Он постепенно, но неуклонно завоевывал авторитет в своей профессии, занимал несколько должностей — лектор по сравнительный анатомии в медицинской школе при больнице Св. Марии, врач-консультант в лондонской инфекционной больнице и врач в Западной больнице. Каким-то образом Генри находил время писать вторую книгу, еще более объемную, чем первую, и приезжать в свои любимые Альпы. В 1872 году он стал профессором патологической анатомии в Университетском госпитале Лондона и одновременно открыл частную практику на Уимпол-стрит.
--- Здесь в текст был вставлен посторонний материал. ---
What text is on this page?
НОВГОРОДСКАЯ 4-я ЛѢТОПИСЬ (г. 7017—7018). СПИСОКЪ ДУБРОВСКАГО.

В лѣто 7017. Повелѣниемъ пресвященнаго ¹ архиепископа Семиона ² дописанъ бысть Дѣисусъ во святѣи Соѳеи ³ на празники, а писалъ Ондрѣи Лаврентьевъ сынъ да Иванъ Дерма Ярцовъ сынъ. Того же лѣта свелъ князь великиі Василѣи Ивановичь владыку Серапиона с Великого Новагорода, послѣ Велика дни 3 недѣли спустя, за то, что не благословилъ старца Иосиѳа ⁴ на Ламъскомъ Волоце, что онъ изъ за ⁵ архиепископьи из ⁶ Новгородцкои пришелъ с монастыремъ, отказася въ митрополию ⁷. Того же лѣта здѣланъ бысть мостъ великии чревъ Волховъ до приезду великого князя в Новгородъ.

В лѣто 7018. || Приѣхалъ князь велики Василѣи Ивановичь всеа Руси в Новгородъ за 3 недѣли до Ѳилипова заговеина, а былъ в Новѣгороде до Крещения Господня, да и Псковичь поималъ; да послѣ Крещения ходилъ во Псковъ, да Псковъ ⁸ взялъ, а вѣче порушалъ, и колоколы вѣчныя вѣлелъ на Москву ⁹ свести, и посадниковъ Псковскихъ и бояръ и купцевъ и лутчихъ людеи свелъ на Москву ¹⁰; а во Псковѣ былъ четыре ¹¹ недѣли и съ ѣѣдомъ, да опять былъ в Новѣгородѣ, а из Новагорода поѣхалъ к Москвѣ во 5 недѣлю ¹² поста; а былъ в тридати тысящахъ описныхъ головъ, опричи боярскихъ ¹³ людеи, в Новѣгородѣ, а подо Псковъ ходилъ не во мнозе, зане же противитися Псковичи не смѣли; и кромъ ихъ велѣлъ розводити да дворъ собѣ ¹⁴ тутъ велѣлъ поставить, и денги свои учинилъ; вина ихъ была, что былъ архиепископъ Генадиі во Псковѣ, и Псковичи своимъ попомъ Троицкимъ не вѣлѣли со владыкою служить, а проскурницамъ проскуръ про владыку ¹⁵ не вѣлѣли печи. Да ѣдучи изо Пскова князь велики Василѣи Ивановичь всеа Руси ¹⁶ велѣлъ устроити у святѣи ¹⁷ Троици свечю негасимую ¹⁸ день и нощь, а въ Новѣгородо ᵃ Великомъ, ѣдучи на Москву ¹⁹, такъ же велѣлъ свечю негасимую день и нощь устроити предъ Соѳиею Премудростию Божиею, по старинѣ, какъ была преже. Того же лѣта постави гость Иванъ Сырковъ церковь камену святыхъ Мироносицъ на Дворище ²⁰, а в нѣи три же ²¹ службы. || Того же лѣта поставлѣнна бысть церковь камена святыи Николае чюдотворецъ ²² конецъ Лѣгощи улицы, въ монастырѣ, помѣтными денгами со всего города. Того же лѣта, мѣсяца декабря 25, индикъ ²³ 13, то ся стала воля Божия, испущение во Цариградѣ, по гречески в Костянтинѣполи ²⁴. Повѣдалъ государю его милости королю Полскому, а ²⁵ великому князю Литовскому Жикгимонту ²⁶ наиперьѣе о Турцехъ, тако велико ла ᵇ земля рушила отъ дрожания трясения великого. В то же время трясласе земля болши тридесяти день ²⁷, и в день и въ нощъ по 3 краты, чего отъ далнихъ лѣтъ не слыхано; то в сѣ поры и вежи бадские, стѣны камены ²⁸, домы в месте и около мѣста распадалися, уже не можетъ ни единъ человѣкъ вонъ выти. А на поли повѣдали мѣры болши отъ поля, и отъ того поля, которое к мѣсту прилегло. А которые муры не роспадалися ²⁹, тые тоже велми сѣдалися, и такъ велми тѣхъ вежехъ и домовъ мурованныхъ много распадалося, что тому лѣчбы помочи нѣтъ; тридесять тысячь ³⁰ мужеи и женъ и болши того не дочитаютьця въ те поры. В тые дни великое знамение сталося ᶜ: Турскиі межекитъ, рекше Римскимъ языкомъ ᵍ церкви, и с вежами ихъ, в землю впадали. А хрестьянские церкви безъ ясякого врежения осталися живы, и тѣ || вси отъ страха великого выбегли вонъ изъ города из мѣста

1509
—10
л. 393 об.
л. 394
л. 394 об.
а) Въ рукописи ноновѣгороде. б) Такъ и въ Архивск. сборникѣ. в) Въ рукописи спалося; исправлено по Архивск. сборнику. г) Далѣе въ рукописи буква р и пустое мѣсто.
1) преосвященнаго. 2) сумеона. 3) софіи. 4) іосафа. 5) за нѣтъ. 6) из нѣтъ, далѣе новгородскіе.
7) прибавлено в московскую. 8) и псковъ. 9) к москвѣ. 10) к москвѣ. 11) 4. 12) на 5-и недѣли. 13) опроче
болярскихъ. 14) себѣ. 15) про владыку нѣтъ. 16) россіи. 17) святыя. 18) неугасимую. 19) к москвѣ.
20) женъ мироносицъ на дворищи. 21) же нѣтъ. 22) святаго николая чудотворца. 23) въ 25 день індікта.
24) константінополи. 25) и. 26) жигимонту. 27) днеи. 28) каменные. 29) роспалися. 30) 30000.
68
Ричард Гамильтон устроился на должность врача-консультанта в Королевскую больницу Эдинбурга и уехал туда в 1869 году. Его тетя умерла годом раньше, и Кэролайн вернулась под родительский кров. В дневнике нигде не говорится о том, что чувствовал Генри, лишившись двух самых близких друзей. Он пишет: «Гамильтон уехал в Эдинбург. Сегодня утром я проводил его на вокзал Кингс-Кросс и смотрел, как поезд увозит его на север». Поездам было суждено сыграть важную роль в жизни Генри, причем роль трагическую. Но если две трагедии — первая была связана с другом, а вторая с женщиной, с которой он обручился, — и заставили его отказаться от поездок по железной дороге, в записях об этом нет и намека. Несмотря на то что путешествия по железной дороге были одним из любимых занятий Генри, своей жизнью он (а я — своим существованием) обязан отказу от одной из них.

К тому времени, как брат Кэролайн уехал в Эдинбург, ее имя уже целый год не упоминалось в дневнике. Может быть, Генри попросил ее руки, но получил отказ? Это всего лишь предположение. У меня нет никаких оснований в него верить. Кэролайн больше ни разу не появляется в дневнике, однако Генри ведет регулярную переписку с Гамильтоном, и многие полученные от него письма аккуратно датированы и сложены в один из сундуков.